9. The electrode according to claim 1, wherein the electrolytic paste is compatible with skin contact.

10. The electrode according to claim 1, wherein the at least one fastener is a snap fastener.

11. The electrode according to claim 1, wherein the foam material of the peripheral wall comprises a material selected in the group of: polyurethane, silicone, polyethylene, or a mixture thereof.

12. The electrode according to claim 1, wherein the foam material has at least one sticky face configured to adhere to the skin.

13. The electrode according to claim 1, wherein the peripheral wall comprises at least two parts assembled with a double-sided adhesive sheet.

14. The electrode according to claim 1, wherein said electrode is disposable.

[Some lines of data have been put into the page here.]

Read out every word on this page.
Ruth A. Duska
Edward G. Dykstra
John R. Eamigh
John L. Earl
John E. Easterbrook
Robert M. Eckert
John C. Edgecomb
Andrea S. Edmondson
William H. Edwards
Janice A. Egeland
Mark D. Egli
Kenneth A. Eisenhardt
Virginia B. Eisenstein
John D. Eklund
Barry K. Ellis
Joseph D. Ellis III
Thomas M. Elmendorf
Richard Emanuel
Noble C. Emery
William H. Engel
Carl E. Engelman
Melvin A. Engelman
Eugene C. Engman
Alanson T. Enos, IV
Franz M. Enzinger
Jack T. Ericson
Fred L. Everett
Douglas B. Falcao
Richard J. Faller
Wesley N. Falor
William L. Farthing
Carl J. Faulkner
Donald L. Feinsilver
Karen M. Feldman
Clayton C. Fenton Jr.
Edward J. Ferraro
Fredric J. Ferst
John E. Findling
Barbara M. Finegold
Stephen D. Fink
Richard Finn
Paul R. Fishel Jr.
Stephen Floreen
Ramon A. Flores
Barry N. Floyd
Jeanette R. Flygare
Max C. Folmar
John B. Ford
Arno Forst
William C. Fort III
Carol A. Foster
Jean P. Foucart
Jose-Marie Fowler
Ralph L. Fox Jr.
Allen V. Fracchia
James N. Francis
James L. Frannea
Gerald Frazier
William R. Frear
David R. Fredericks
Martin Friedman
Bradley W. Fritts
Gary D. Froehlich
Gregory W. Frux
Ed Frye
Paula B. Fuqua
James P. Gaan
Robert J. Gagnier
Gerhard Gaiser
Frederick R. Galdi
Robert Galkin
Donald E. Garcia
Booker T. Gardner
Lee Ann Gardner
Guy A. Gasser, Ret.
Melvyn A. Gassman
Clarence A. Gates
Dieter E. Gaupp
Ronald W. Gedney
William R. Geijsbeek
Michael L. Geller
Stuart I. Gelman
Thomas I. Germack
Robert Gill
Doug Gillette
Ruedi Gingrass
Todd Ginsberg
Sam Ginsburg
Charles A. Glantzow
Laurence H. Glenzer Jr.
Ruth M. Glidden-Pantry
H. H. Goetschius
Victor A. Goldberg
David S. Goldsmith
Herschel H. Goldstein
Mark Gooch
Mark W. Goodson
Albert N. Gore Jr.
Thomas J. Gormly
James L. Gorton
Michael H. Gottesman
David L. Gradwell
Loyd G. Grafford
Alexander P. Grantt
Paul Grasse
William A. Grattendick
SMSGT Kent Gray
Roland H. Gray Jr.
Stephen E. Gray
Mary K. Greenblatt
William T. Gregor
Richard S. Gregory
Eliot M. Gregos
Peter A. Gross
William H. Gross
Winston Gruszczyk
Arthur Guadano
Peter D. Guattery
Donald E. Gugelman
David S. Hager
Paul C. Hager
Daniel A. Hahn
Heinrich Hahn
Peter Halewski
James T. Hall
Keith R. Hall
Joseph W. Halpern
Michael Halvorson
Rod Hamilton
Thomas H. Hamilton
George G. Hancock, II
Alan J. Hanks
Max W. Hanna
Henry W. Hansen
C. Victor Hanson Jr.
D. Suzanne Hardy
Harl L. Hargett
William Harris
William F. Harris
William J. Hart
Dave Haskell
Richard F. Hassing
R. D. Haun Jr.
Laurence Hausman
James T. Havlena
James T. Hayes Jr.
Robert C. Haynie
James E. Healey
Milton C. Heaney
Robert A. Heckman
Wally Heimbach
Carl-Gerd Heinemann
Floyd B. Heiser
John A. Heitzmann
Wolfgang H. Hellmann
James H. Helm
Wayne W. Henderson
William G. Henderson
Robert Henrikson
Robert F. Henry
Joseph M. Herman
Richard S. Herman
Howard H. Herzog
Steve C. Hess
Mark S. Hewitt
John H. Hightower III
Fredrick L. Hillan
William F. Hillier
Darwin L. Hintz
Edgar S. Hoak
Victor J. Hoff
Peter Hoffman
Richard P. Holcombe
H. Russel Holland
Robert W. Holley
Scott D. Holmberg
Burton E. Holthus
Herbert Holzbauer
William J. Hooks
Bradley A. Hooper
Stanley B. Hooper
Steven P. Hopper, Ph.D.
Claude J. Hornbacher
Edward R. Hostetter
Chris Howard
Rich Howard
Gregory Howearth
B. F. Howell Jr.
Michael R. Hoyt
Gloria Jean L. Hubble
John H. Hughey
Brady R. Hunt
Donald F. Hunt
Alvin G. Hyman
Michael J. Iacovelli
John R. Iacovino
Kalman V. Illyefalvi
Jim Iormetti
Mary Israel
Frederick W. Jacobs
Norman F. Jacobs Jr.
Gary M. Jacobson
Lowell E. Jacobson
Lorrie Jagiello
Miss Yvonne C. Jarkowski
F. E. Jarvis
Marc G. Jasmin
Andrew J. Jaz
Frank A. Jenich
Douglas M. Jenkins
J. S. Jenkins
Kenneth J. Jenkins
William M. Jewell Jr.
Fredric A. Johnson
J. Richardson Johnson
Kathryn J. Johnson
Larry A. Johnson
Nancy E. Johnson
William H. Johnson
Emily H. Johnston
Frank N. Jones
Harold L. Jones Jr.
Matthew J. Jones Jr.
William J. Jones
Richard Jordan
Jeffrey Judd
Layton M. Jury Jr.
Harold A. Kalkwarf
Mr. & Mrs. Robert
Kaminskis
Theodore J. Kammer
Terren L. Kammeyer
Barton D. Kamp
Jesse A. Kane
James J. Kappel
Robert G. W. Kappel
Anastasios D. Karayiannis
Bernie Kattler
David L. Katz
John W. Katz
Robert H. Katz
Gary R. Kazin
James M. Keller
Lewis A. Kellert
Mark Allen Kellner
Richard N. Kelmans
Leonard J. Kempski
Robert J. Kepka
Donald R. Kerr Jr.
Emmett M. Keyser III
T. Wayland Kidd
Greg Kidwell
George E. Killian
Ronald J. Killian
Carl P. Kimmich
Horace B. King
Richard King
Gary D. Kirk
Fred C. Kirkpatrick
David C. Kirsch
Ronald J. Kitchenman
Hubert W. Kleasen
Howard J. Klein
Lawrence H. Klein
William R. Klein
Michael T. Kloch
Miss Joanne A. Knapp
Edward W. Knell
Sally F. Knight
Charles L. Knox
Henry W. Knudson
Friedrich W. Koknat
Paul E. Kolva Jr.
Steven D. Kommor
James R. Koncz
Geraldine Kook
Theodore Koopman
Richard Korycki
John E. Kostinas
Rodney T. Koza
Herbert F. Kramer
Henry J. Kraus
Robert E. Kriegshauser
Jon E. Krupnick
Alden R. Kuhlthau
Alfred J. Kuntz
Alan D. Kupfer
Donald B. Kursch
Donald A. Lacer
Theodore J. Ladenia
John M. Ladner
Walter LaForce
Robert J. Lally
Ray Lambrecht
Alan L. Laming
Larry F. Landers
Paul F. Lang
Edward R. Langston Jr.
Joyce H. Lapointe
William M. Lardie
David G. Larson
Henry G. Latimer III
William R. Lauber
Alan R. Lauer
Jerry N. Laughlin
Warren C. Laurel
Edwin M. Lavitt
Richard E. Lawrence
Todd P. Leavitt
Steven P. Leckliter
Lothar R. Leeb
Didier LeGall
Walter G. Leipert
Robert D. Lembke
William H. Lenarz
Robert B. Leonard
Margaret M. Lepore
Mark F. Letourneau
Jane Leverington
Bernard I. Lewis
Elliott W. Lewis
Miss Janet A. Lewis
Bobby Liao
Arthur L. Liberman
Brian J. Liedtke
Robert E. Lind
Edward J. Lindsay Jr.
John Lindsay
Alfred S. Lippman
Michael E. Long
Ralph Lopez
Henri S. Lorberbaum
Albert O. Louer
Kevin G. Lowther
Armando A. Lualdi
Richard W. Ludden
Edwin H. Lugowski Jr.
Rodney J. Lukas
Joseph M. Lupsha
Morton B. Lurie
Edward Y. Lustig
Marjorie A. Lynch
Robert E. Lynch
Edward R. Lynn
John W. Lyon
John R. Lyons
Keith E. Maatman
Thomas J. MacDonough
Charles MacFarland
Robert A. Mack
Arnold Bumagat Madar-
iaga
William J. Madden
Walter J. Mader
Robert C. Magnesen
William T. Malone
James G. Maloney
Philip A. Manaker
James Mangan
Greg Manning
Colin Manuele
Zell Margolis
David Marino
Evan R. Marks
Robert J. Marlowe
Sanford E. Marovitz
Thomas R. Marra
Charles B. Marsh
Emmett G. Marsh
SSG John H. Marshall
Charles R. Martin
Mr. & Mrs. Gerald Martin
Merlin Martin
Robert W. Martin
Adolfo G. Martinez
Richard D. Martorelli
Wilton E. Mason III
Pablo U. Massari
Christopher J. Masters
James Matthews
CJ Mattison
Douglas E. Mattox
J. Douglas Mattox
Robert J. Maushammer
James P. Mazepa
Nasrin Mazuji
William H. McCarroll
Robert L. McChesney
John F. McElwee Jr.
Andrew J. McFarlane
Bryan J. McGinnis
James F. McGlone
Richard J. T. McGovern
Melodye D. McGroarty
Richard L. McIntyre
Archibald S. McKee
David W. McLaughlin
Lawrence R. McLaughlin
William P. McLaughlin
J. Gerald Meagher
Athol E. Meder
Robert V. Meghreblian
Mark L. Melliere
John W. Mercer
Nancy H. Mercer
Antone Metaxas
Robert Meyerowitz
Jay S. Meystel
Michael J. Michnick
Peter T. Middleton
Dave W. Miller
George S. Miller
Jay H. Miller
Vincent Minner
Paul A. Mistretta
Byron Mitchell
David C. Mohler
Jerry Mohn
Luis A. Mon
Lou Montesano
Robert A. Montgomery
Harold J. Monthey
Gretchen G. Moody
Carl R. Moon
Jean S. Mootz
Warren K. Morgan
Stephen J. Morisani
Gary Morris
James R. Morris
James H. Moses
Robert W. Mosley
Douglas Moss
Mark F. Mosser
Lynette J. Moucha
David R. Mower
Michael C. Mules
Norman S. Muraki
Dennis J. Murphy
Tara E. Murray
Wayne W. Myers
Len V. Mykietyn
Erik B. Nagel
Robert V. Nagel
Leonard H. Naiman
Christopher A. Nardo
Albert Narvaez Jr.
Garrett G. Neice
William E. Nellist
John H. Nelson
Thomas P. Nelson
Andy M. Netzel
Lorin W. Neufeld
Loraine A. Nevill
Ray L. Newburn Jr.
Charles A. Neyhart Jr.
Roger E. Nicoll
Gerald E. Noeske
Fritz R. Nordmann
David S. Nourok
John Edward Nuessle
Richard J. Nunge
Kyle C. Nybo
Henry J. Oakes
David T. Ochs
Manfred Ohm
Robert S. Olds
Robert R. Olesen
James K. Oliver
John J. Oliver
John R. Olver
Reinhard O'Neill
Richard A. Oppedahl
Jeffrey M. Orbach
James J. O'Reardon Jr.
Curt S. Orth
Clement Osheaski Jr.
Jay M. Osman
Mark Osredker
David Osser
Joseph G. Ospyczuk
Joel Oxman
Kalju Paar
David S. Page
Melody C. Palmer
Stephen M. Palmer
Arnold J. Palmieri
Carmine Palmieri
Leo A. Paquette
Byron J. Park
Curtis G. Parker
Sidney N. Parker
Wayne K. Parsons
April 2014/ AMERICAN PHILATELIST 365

15. The electrode according to claim 1, wherein said electrode is ready to use in an EEG electrode support such as for example an EEG headgear, an ECG electrode support, a FECG electrode support, an EMG electrode support, an EIT electrode support, a TENS electrode support, a bioimpedance electrode support, or any electrostimulation electrode support.

16. Use of the electrode according to claim 1 in an EEG electrode support, an ECG electrode support, an EMG electrode support, a FECG electrode support, an EIT electrode support, bioimpedance electrode support or any electrostimulation electrode support.

17. Process for the implementation of an electrode according to claim 1 comprising the following steps:

fastening the electrode to an electrode support in a predefined position; and

applying pressure on the at least one fastener to deliver the electrolytic paste from the at least one reservoir to the skin of a subject.